Les montres du Spartak Moscou

Plusieurs montres célèbrent le Spartak de Moscou, comme cette Komandirskie « Kadet »

(collection B. Hanoï)

Ou cette Pobeda:

(photo: chassy-sssr)

Le FC Spartak Moscou (Футбольный клуб Спартак-Москва) est la section football du club omnisports du Spartak Moscou. Son histoire remonte à 1921, quand le Cercle sportif de Moscou du quartier de Presnia (rebaptisé plus tard Krasnaïa Presnia) a été fondé par Ivan Artemyev qui recruta Nikolai Starostine, le père du football soviétique.
Nikolaï Starostine, était né le 13 février 1902 dans le quartier ouest de Moscou, Presnia. Nikolaï est l’ainé d’une fratrie de six frères et sœurs. Starostine intègre la sélection moscovite et joue plusieurs matchs internationaux.
De 1926 à 1930, Krasnaya Presnia change de nom et devient Pisheviki. L’équipe participe à des championnats régionaux (ou elle remporte un titre de champion) ainsi qu’à des tournées à travers l’Union soviétique. Nikolaï joue à ce moment-là aux côtés des meilleurs joueurs du moment. En 1934, il obtient le titre de « Maitre des Sports d’URSS »: il est considéré comme le meilleur ailier droit de l’équipe d’URSS et impressionne par sa vitesse, son charisme et son apport offensif.

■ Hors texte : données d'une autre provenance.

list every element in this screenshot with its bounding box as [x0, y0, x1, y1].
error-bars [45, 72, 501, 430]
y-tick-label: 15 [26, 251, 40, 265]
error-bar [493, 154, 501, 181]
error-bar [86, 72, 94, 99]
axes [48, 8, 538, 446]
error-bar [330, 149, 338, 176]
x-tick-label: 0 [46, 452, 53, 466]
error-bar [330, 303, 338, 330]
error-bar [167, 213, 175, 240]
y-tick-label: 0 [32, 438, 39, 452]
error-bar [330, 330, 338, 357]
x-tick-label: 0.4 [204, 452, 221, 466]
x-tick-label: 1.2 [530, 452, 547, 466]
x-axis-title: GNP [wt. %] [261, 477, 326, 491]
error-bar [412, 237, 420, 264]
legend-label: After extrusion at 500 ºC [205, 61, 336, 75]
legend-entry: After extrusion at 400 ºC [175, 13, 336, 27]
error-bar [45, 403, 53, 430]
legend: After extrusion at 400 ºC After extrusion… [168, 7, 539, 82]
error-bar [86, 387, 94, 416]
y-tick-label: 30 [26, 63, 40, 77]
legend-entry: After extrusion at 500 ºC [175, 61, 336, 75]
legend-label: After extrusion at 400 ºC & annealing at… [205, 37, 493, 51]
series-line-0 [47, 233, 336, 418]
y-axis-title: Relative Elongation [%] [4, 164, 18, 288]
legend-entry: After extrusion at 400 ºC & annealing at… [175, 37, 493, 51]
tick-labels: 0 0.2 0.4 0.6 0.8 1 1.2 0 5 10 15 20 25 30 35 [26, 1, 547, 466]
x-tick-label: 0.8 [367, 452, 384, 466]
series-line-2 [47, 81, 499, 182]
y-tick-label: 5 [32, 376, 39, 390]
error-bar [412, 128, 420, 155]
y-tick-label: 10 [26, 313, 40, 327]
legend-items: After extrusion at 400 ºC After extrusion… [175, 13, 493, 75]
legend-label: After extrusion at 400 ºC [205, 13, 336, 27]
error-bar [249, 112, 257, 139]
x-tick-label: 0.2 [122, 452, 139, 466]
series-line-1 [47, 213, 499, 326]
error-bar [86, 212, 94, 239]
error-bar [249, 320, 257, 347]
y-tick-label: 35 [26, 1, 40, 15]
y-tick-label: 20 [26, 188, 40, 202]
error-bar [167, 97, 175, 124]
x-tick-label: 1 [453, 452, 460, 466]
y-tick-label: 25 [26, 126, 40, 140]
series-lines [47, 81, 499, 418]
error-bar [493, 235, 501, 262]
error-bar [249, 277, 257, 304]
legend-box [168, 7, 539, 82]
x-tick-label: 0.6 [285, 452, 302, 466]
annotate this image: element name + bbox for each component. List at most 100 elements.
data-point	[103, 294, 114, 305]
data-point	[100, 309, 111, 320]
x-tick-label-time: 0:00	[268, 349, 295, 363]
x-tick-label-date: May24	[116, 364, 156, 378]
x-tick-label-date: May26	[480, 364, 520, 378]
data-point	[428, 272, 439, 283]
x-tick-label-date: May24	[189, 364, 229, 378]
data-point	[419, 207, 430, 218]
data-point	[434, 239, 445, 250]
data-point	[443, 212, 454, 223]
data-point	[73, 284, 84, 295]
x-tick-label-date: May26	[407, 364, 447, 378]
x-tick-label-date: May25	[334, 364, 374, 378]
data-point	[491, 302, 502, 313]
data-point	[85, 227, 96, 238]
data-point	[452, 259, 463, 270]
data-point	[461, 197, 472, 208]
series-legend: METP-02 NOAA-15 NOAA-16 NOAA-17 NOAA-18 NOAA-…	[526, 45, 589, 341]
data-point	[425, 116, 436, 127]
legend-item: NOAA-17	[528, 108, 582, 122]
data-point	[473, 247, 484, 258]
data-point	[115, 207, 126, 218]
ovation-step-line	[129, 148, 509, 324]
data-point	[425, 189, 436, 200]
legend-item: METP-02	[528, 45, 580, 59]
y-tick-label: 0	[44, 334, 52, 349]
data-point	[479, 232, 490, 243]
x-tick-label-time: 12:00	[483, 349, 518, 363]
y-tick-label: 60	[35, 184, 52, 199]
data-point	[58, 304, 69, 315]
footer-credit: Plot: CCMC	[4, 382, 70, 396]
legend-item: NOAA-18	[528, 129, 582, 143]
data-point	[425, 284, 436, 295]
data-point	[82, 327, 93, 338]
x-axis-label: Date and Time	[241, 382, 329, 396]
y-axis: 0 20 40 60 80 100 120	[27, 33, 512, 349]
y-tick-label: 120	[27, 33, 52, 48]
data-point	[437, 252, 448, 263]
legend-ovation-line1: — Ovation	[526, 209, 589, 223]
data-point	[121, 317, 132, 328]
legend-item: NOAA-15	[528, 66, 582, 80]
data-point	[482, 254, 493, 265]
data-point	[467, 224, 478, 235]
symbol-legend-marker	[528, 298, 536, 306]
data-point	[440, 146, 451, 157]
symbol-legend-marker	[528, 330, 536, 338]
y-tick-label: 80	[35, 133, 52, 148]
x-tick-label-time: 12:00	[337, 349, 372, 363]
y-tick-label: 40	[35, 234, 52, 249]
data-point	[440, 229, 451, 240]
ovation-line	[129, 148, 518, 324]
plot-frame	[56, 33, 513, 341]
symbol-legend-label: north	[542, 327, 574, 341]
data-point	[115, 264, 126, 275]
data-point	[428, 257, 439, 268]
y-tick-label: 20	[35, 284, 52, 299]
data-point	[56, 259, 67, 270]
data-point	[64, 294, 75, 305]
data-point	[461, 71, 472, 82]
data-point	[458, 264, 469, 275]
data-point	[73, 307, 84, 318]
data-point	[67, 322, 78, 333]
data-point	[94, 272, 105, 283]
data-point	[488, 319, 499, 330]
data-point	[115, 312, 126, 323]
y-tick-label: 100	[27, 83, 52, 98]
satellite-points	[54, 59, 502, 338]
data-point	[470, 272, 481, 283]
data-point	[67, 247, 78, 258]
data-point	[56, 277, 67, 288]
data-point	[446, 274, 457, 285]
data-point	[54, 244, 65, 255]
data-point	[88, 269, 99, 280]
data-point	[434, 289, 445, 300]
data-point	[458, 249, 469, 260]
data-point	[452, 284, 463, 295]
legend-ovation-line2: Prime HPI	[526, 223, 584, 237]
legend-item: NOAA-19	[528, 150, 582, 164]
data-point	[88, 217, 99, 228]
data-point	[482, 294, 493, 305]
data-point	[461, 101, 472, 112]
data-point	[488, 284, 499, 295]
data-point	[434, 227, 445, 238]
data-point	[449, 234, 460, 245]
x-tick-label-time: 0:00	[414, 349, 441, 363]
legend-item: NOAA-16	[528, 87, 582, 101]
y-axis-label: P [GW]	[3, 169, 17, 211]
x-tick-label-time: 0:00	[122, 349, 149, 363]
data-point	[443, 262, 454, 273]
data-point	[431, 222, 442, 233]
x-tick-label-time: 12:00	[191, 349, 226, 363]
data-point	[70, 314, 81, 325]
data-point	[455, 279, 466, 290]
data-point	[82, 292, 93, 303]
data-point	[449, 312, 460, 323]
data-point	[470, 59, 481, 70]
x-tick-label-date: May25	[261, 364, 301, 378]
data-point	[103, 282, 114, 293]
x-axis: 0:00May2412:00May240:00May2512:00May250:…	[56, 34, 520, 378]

Nikolai Sarostine, capitaine de la sélection de l’URSS

Ses frères intègreront durant toutes ces années, différents clubs, jouant avec leur frère ainé. Cette situation amènera par la suite quelques anecdotes :
Le Spartak jouait un match à l’étranger. Le journaliste local demanda la composition d’équipe :
– Qui joue à droite de la défense ?
– Starostine
– Milieu de terrain axial ?
– Starostine
Et à côté de lui ?
– Starostine
Et l’ailier droit ?
– Starostine
J’ai compris, répondit le journaliste, Starostine signifie footballeur en russe…

Nikolai Starostine n’était pas qu’un excellent joueur, c’était aussi un excellent organisateur. Grâce à lui, le club s’est développé en récupérant de l’argent grâce à la vente des billets et en participant à des matches partout en Russie. Bénéficiant de la réorganisation du football en URSS en 1926, Starostine a réussi à faire en sorte que son club soit sponsorisé par l’Union des coopératives de produits alimentaires, la Promkooperatsia. Alors que le Dynamo Moscou était soutenu par le NKVD et le CSKA Moscou par l’armée, le fait que le Spartak était sponsorisé par les kolkhozes et des sovkhozes (ce qui vaut à ses joueurs le surnom de « viande », мясо), le faisait apparaître comme le club du peuple. De fait, il devint le plus populaire du pays.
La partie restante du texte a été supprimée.